Stress and a goldfish

Stress and a goldfish

Stress. It’s something all of us experience. Whether it be acute and sudden or more chronic and ongoing, we all have some form of negative stress in our lives.
But ever wonder what stress does to our bodies and brains? In short it forms adaptation.

Picture a goldfish in a tank. For that gold fish to be healthy, the water has to be clean and it needs to have fuel to sustain itself. But if the water becomes dirty and we forget to feed it, well that goldfish is not going to be able to survive and thrive. It either becomes sick and develops disease or it dies.
See we are the gold fish and our lifestyles is the tank water. When our lifestyles becomes toxic and unhealthy, we fail to thrive. We then become sick and start developing disease. So what’s the fix? Keep your ‘tank water’ clean.

So what makes up the tank water? Well it’s our stresses. Stress is commonly thought of as mental stress. But if we consider that there are other forms, it may make more sense as to why our bodies react the way it does to our habits. There is physical stressors, biochemical stressors and emotional stressors that make up our lifestyles. There are both positive forms of it and are negative forms of it. Read more about it in this blog (link to previous blog).

When our environment becomes non-congruent with supporting normal function, our bodies start to make changes to temporarily cope. If we create a stressed-out environment, our bodies start producing a stress response as a reaction to it. Remember this stress response is designed to be temporary, it’s not designed to be permanent. If our lifestyles reflect that this stressed out environment is going to be a long-term thing, our brain and body adapts and now creates a more permanent pattern.

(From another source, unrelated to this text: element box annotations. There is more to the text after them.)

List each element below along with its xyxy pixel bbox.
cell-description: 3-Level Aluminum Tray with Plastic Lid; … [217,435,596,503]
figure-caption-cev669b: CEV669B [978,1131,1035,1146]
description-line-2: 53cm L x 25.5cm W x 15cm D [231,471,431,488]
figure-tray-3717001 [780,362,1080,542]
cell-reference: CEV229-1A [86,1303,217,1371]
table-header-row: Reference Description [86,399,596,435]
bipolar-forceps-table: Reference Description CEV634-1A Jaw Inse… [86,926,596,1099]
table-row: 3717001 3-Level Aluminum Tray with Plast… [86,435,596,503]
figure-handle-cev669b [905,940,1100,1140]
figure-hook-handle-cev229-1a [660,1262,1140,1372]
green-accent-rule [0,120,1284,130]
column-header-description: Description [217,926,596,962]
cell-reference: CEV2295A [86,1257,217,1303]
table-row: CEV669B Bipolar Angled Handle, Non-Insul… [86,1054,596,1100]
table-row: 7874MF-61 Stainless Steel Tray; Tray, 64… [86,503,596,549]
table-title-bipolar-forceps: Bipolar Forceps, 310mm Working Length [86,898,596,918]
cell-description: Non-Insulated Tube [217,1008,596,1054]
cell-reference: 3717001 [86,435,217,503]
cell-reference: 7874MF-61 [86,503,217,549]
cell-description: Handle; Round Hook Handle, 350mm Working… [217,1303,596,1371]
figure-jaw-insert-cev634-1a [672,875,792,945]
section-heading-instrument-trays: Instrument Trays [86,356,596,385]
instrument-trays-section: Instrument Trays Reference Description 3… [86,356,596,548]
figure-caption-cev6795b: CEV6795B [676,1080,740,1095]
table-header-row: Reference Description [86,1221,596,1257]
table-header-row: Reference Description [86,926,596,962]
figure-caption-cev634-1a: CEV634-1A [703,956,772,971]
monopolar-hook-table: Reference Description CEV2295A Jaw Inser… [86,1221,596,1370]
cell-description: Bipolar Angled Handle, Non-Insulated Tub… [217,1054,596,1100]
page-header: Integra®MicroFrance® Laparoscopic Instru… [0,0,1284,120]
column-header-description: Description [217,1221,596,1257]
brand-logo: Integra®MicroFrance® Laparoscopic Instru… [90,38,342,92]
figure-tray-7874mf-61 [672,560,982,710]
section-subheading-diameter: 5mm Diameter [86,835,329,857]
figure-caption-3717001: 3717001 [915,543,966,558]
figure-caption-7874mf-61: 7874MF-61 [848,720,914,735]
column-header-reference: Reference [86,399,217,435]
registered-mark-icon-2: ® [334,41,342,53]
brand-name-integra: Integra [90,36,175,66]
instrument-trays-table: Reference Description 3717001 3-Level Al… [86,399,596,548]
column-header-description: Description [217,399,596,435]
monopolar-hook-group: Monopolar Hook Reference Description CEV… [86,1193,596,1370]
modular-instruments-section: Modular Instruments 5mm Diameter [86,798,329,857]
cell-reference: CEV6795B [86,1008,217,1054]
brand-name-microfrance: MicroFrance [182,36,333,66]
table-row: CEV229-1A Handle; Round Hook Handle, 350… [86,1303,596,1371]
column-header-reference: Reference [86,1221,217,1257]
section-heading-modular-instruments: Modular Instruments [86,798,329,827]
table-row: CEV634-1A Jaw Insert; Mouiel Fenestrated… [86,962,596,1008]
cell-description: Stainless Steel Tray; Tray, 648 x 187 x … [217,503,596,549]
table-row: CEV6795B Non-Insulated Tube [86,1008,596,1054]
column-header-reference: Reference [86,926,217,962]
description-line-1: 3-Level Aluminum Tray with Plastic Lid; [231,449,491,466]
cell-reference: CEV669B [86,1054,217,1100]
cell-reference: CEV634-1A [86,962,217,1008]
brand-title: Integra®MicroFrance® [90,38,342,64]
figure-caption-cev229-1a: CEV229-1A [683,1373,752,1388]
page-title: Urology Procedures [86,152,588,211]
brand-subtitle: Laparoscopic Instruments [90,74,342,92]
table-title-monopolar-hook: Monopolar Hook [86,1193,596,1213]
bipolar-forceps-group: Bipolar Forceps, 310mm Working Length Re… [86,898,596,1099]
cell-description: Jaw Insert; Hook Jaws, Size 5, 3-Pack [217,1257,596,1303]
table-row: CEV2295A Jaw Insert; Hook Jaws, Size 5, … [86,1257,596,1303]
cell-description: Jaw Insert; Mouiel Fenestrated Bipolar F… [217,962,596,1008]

So, what’s the problem with that. Well put simply, our body is a delicate ecosystem, with each organ system working harmoniously with the other. If we force a lifestyle that interferes with that, then every organ system is stressed out and has to work beyond its comfort zone and optimal. This is the simplest way to explain why prolonged negative stress negatively affects our brain and body.

Consider what your lifestyle is like. Is it helping to preserve the function of your body or is stressing out your brain and body? Remember prevention is better than cure.